C’est rendu que j’écris à l’encre. C’est beaucoup mieux!

Les jours commencent déjà à se suivre et à se ressembler. Je marche toujours avec Yan. Notre cadence est similaire.

Nous sommes dans l’Aveyron. Les paysages changent beaucoup, comme me le disaient tant de Français (avant mon départ). Laurie-Anne aimera, quand elle reprendra le chemin. Je ne vis presque plus dans le passé — la nostalgie a passée. Je me retrouve à penser à Saint-Jean-Pied-de-Port. Tout le monde voudra de mes nouvelles à partir de cette étape. C’est si loin, et pourtant… il y a une semaine déjà, je ne faisait que commencer sur la route.

Les gens commencent à changer aussi. Je rencontre des nouvelles personnes. La dynamique change quelque peu à chaque jour. Dans deux jours, certains quitteront le chemin. D’autres ralentissent. Et plusieurs reprennent à partir de Conques.

Je suis blessé au sang sur les hanches. C’est une épreuve que de ne pas se laisser emporter par la douleur… Je vais essayer de me soigner un peu et je vais garder mes éponges.

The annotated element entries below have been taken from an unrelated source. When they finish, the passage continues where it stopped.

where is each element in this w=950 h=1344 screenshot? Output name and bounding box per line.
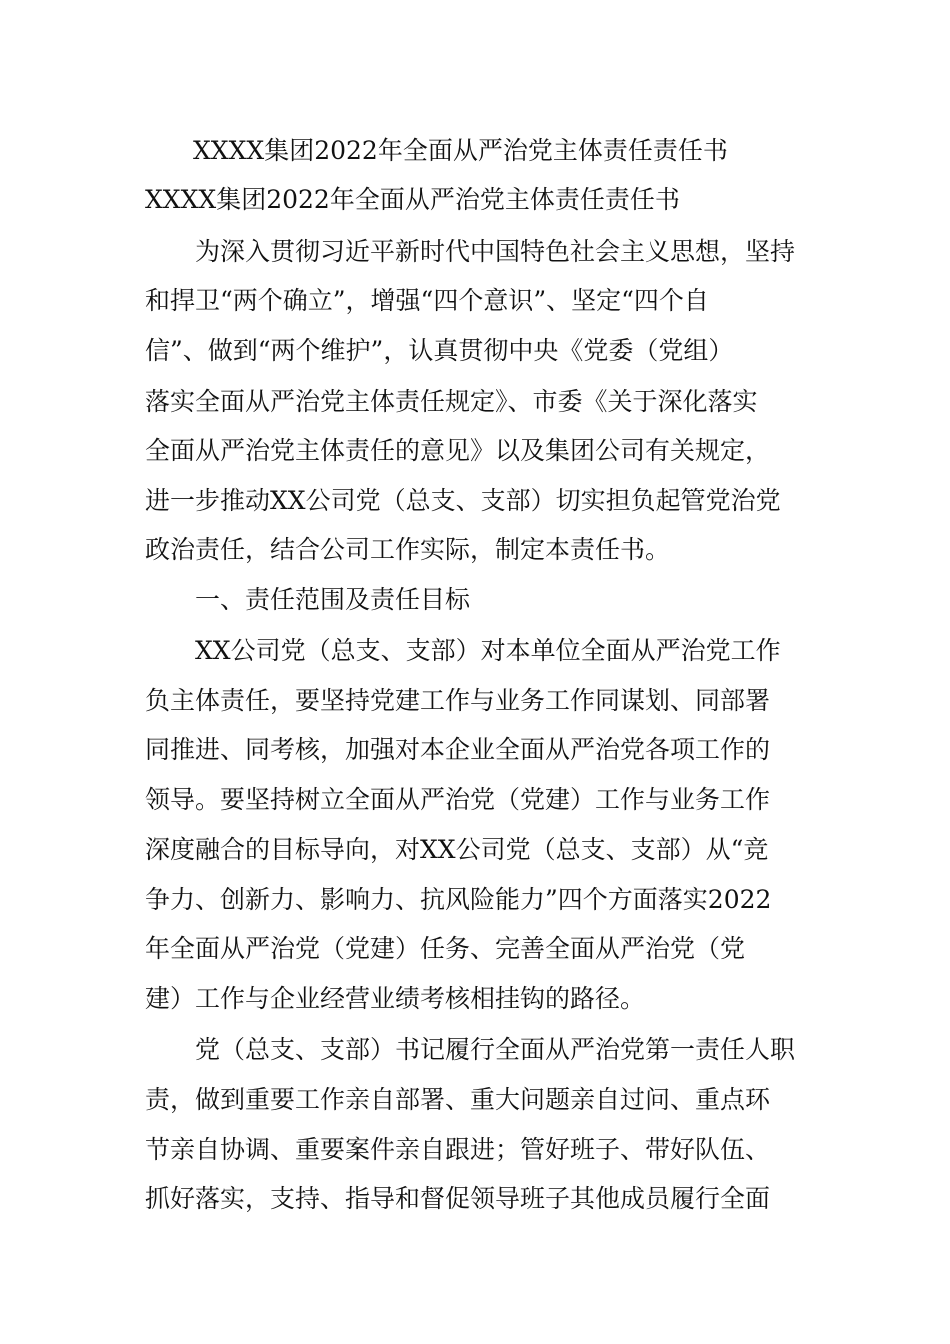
paragraph-line: 和捍卫“两个确立”，增强“四个意识”、坚定“四个自 (145, 286, 709, 315)
paragraph-line: 深度融合的目标导向，对XX公司党（总支、支部）从“竞 (145, 835, 769, 864)
paragraph-line: 建）工作与企业经营业绩考核相挂钩的路径。 (145, 984, 646, 1013)
paragraph-line: 为深入贯彻习近平新时代中国特色社会主义思想，坚持 (145, 237, 796, 266)
paragraph-line: 争力、创新力、影响力、抗风险能力”四个方面落实2022 (145, 885, 772, 914)
paragraph-line: 节亲自协调、重要案件亲自跟进；管好班子、带好队伍、 (145, 1135, 771, 1164)
paragraph-line: 政治责任，结合公司工作实际，制定本责任书。 (145, 535, 671, 564)
section-heading: 一、责任范围及责任目标 (145, 585, 471, 614)
paragraph-line: 领导。要坚持树立全面从严治党（党建）工作与业务工作 (145, 785, 771, 814)
paragraph-line: 信”、做到“两个维护”，认真贯彻中央《党委（党组） (145, 336, 734, 365)
document-subtitle: XXXX集团2022年全面从严治党主体责任责任书 (145, 185, 680, 214)
paragraph-line: 落实全面从严治党主体责任规定》、市委《关于深化落实 (145, 387, 758, 416)
paragraph-line: 党（总支、支部）书记履行全面从严治党第一责任人职 (145, 1035, 796, 1064)
paragraph-line: 全面从严治党主体责任的意见》以及集团公司有关规定， (145, 436, 771, 465)
paragraph-line: 同推进、同考核，加强对本企业全面从严治党各项工作的 (145, 735, 771, 764)
document-title: XXXX集团2022年全面从严治党主体责任责任书 (193, 136, 728, 165)
paragraph-line: XX公司党（总支、支部）对本单位全面从严治党工作 (145, 636, 781, 665)
paragraph-line: 抓好落实，支持、指导和督促领导班子其他成员履行全面 (145, 1184, 771, 1213)
paragraph-line: 责，做到重要工作亲自部署、重大问题亲自过问、重点环 (145, 1085, 771, 1114)
paragraph-line: 年全面从严治党（党建）任务、完善全面从严治党（党 (145, 934, 746, 963)
paragraph-line: 负主体责任，要坚持党建工作与业务工作同谋划、同部署 (145, 686, 771, 715)
paragraph-line: 进一步推动XX公司党（总支、支部）切实担负起管党治党 (145, 486, 781, 515)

J’aime beaucoup courir dans les pentes descendantes. C’est un plaisir que de se laisser porter par le momentum et d’être dans le moment présent. Yan et moi on est plutôt rapide comme pèlerins. Non seulement on court, mais on raccourcis un peu aussi! Le but pour moi c’est Saint-Jacques et non les paysages… Ils sont un plus, tout simplement.

Certains n’aiment pas ça, mais le GR (grande randonnée)… c’est une randonnée. Les pèlerins d’antan coupaient à travers champs!

Ça nous donne le temps de profiter des villages… et de l’apéro!